Is it only women who can reduce their anxiety levels to near zero?

Hi, its Jim writing again. In the last four years, the journey to beat the living daylights out of my potato (I use potato instead of the ‘C’ word), was stressful. There’s no other word for it, especially when everyone around me was thinking that my days were numbered.

It’s our moments of struggle that define us, and its where I turned to integrated medicine. I had no other option that offered me the hope that I sought. The health service here in the UK, was difficult. Chemotherapy with a 2.5% chance of success — I was having none of. But looking back, I realise that it’s how we handle the struggle that defines us. How I dealt with what was ahead of me, at that time, was the key to healing.

The fact that men don’t/can’t admit that they are stressed or have anxiety made it extra difficult. Women on the other hand show their emotions, some more vociferously than others. But can all of us, both men and women learn to live Stress-Free? According to the respected US blogger and writer Martha Beck, we can.

She writes about what we would do when we are comforting a small, scared animal. Would you lower your voice, slow your movements, and utter gentle words? Or would you try to analyse it, medicate it, and get rid of it? “Most of us would choose the former approach when it comes to a frightened creature — but when it comes to treating our own anxiety, we tend to go for the latter,” she says.

As a boy, I asked my parents if I could have a pet. My dad was a genius. On hearing of my request, his first step was to go to our local pet shop and ask them if they had a big oblong fish tank that leaked? They must have thought he was either extremely clever (which he was), or he was nuts. Anyway, the next day he came come with the glass box. Then he set about fitting it out with the most wonderful little hamster home imaginable. With tunnels, rooms and staircases, it was a luxury apartment for what was to be my new best friend. Dad knew that the hamster would gnaw, so the rooms and tunnels were made from hard- wood that wouldn’t splinter; and rather than using nails or screws to hold it together, it was pinned together with wooden dowels. Not a bit of glue to be seen anywhere.

Despite this luxury abode that was filled with the cleanest, organic straw imaginable, my little friend was shivering in fear when I came home to greet him after school.  In those days, I knew nothing about anxiety, but I lifted the trembling little animal and held it gently in my hands; stroked it and said some comforting words to treat its anxiety. We would all do that sort of thing with an animal, well at least the vast majority of us.

And then there was me, and my own terrors that I found very difficult to cope with —at least in the beginning.

Martha Beck is famed as Oprah Winfrey’s life coach. A best best-selling author with degrees from Hartford University and social science, she is using her skills to help people like us deal with anxiety; some of which has lasted from birth and even into old-age. Martha meditates, and she used this on her mission to try and find a temporary state of calm to free herself from anxiety in the long-term, and she’s published a book about it.
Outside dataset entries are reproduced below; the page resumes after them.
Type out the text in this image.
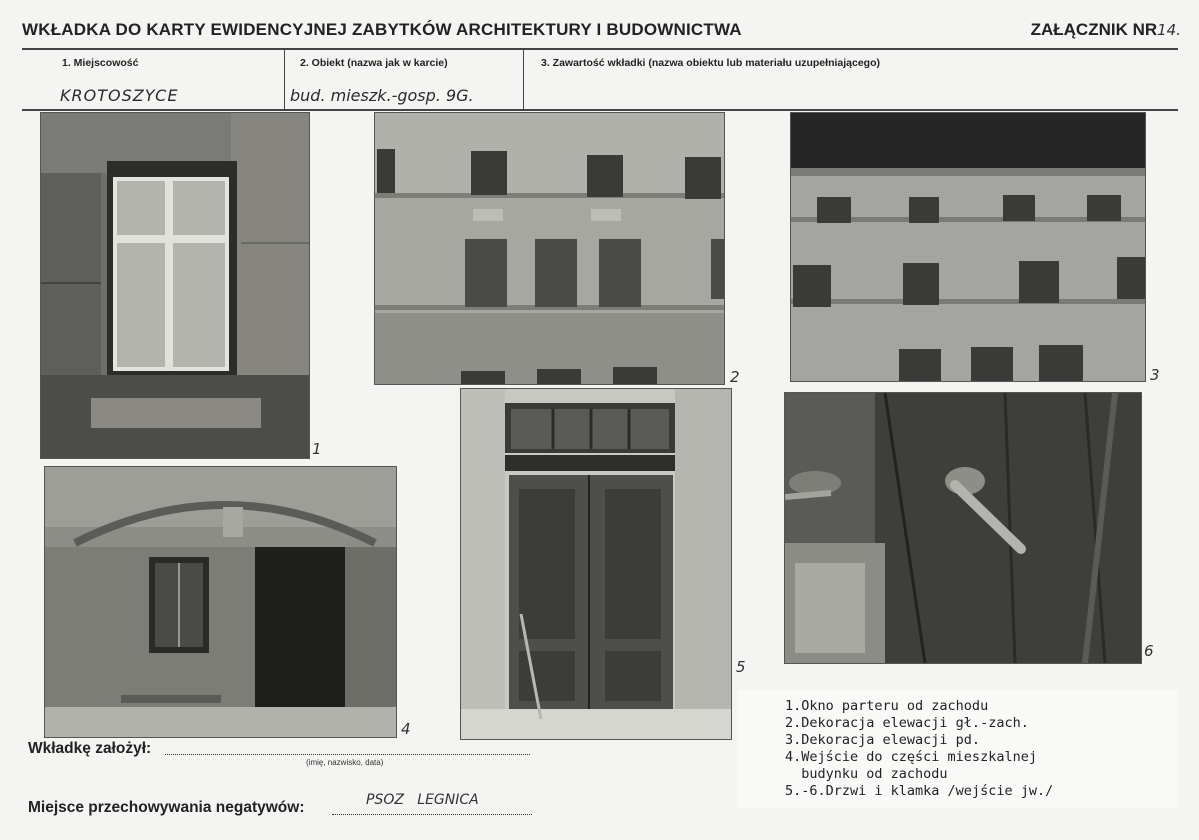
WKŁADKA DO KARTY EWIDENCYJNEJ ZABYTKÓW ARCHITEKTURY I BUDOWNICTWA	ZAŁĄCZNIK NR14.
1. Miejscowość
KROTOSZYCE
2. Obiekt (nazwa jak w karcie)
bud. mieszk.-gosp. 9G.
3. Zawartość wkładki (nazwa obiektu lub materiału uzupełniającego)
1
2	3
4
5
6
1.Okno parteru od zachodu
2.Dekoracja elewacji gł.-zach.
3.Dekoracja elewacji pd.
4.Wejście do części mieszkalnej
budynku od zachodu
5.-6.Drzwi i klamka /wejście jw./
Wkładkę założył:
(imię, nazwisko, data)
Miejsce przechowywania negatywów:	PSOZ   LEGNICA
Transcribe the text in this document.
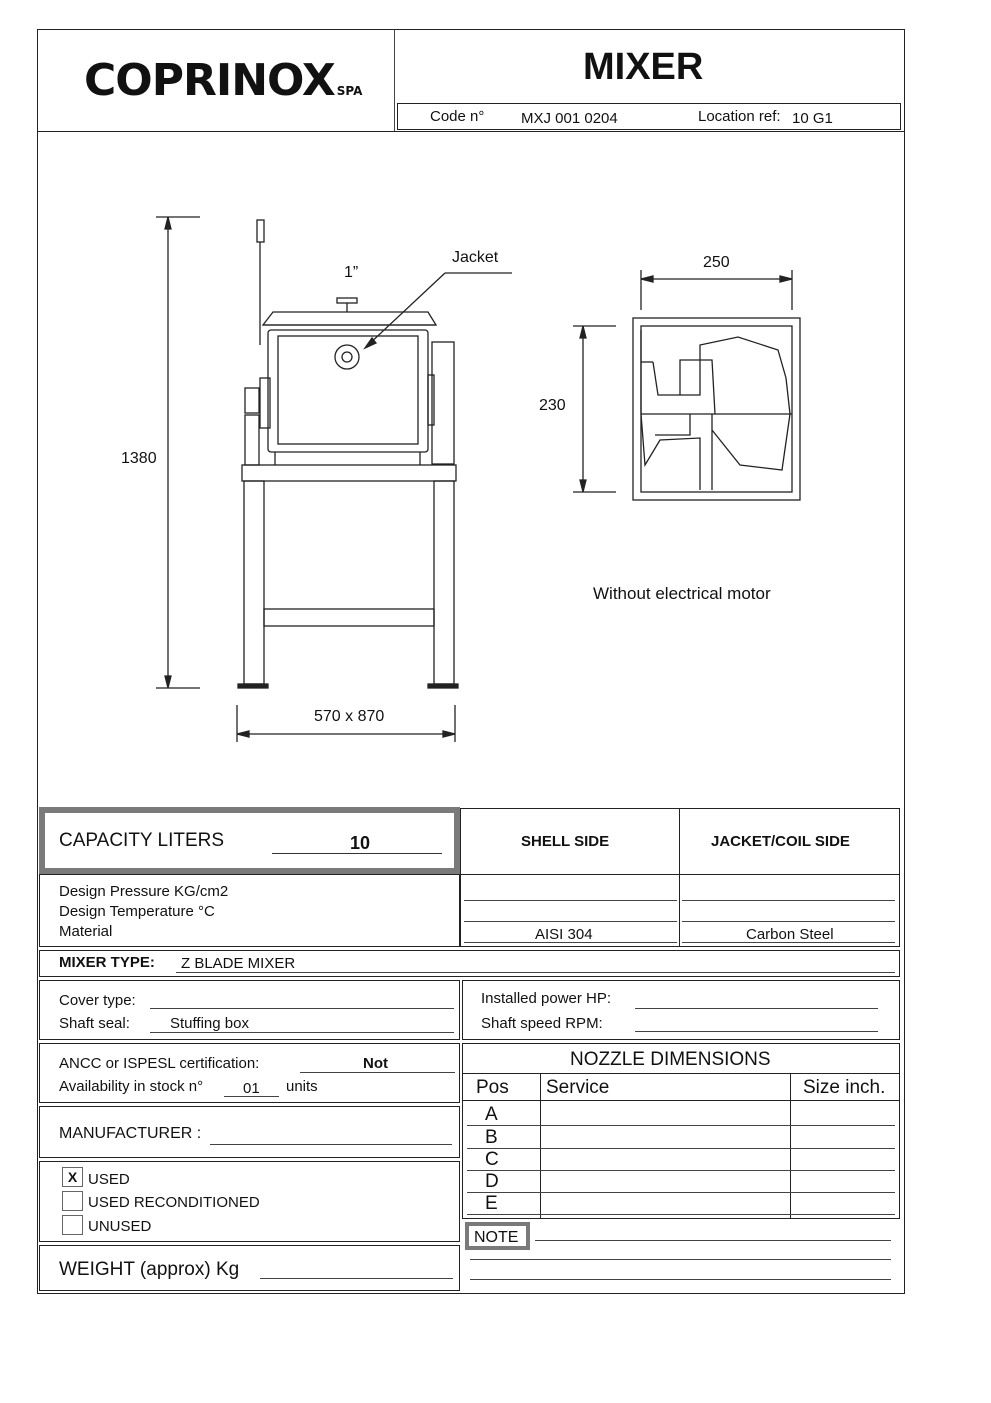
COPRINOX SPA
MIXER
Code n° MXJ 001 0204	Location ref: 10 G1
Jacket
1”
1380
570 x 870
250
230
Without electrical motor
CAPACITY LITERS	10	SHELL SIDE	JACKET/COIL SIDE
Design Pressure KG/cm2
Design Temperature °C
Material	AISI 304	Carbon Steel
MIXER TYPE: Z BLADE MIXER
Cover type:
Shaft seal:	Stuffing box
Installed power HP:
Shaft speed RPM:
ANCC or ISPESL certification:	Not
Availability in stock n°	01 units
NOZZLE DIMENSIONS
Pos Service	Size inch.
A
B
C
D
E
MANUFACTURER :
X USED
USED RECONDITIONED
UNUSED
WEIGHT (approx) Kg
NOTE
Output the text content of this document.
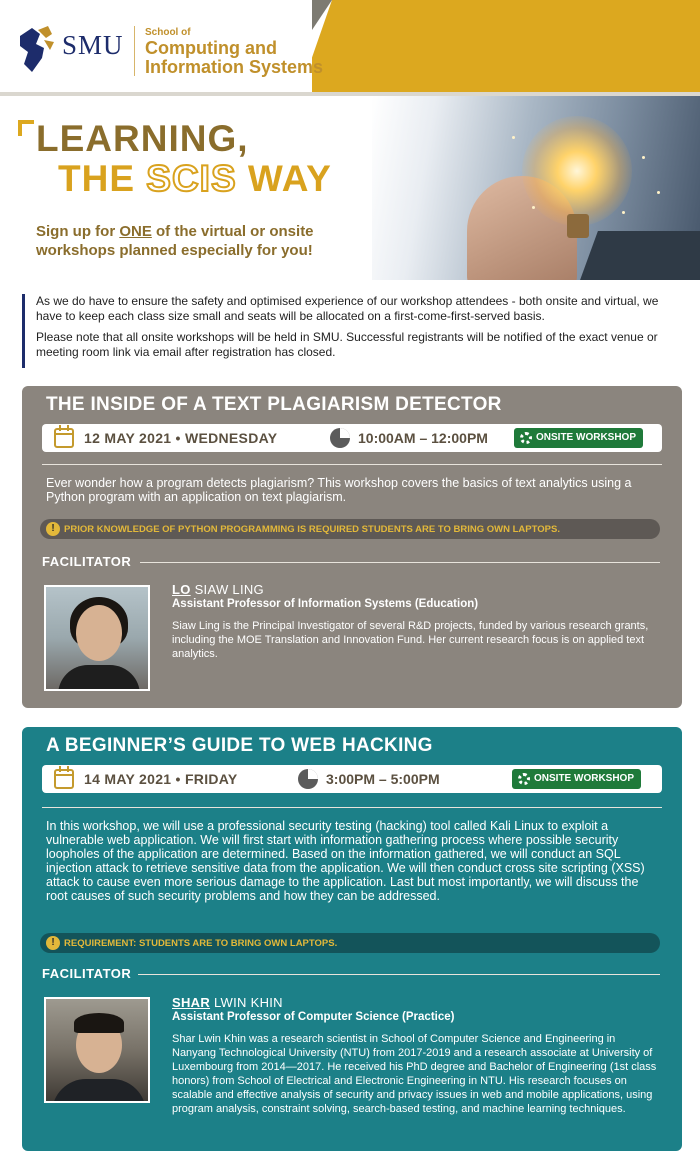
SMU School of
Computing and
Information Systems
LEARNING,
THE SCIS WAY
Sign up for ONE of the virtual or onsite workshops planned especially for you!

As we do have to ensure the safety and optimised experience of our workshop attendees - both onsite and virtual, we have to keep each class size small and seats will be allocated on a first-come-first-served basis.

Please note that all onsite workshops will be held in SMU. Successful registrants will be notified of the exact venue or meeting room link via email after registration has closed.

THE INSIDE OF A TEXT PLAGIARISM DETECTOR
12 MAY 2021 • WEDNESDAY	10:00AM – 12:00PM	ONSITE WORKSHOP
Ever wonder how a program detects plagiarism? This workshop covers the basics of text analytics using a Python program with an application on text plagiarism.
! PRIOR KNOWLEDGE OF PYTHON PROGRAMMING IS REQUIRED STUDENTS ARE TO BRING OWN LAPTOPS.
FACILITATOR
LO SIAW LING
Assistant Professor of Information Systems (Education)
Siaw Ling is the Principal Investigator of several R&D projects, funded by various research grants, including the MOE Translation and Innovation Fund. Her current research focus is on applied text analytics.
A BEGINNER’S GUIDE TO WEB HACKING
14 MAY 2021 • FRIDAY	3:00PM – 5:00PM	ONSITE WORKSHOP
In this workshop, we will use a professional security testing (hacking) tool called Kali Linux to exploit a vulnerable web application. We will first start with information gathering process where possible security loopholes of the application are determined. Based on the information gathered, we will conduct an SQL injection attack to retrieve sensitive data from the application. We will then conduct cross site scripting (XSS) attack to cause even more serious damage to the application. Last but most importantly, we will discuss the root causes of such security problems and how they can be addressed.
! REQUIREMENT: STUDENTS ARE TO BRING OWN LAPTOPS.
FACILITATOR
SHAR LWIN KHIN
Assistant Professor of Computer Science (Practice)
Shar Lwin Khin was a research scientist in School of Computer Science and Engineering in Nanyang Technological University (NTU) from 2017-2019 and a research associate at University of Luxembourg from 2014—2017. He received his PhD degree and Bachelor of Engineering (1st class honors) from School of Electrical and Electronic Engineering in NTU. His research focuses on scalable and effective analysis of security and privacy issues in web and mobile applications, using program analysis, constraint solving, search-based testing, and machine learning techniques.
She reckons that if we can reach into our instinctive heritage and treat our own internal anxious creatures with that set of skills, which are evolved and innate, we can calm our anxiety and stress, just as I did for my shivering little friend. I’m not here to sell her books, but I was particularly intrigued by her evidence that shows a kind of toggle effect between anxiety and creativity. “When one is up and running, the other seems to go silent,” she says.

The focus of this idea lies in the use of the right and left hemispheres of our brains, and how they can either send us into an anxiety spiral or a creativity spiral. Some people (according to the theorists) are right brain, meaning they are more creative, whereas others are left brain and in more logical mode, like my dad. But Martha doesn’t agree. Her opinion is that we use the entire brain nearly all of the time. Both hemispheres that can be enhanced through intentional focus.

I had to chuckle when I read what she said about the box of 15 puppies and a Cobra. She asked what in this situation, we would pay most attention to? The answer, she said, “is going to be whatever you’re afraid of.”This, in my opinion is where reading the news has a lot to say about how people’s brains spiral into anxiety mode. I stopped watching the news a couple of years ago, because there’s nothing that I could do about any of the stuff that they talk about. And apart from anything, the television companies are geared to sensationalism. That’s what they sell. Bad News!!  And if you watch and listen to what they say about everything, it goes into your brain, and your subconscious. In time, if you soak up enough of it, it can start to play tricks. Give you the anxiety that you didn’t ask for, and you certainly don’t need.

So what’s the fix? Well, I think the best answer is from here to hand you over to Martha, and you can find her article by using this link. In the extract from her book (Beyond Anxiety), that I have read, she reckons that it’s the brains left-side spiral that sparks fear and makes us want to control things while it’s the right-side spiral that sparks curiosity and wants us to create things for the better.

I don’t agree with everything she writes, but it’s thought-provoking, and while you might not agree entirely with everything I write about, if it can help calm your anxiety, then my words today have at least been worthy of a read. A signpost to where better help than I can offer, may be sought. And you might have learned something about hamster care too.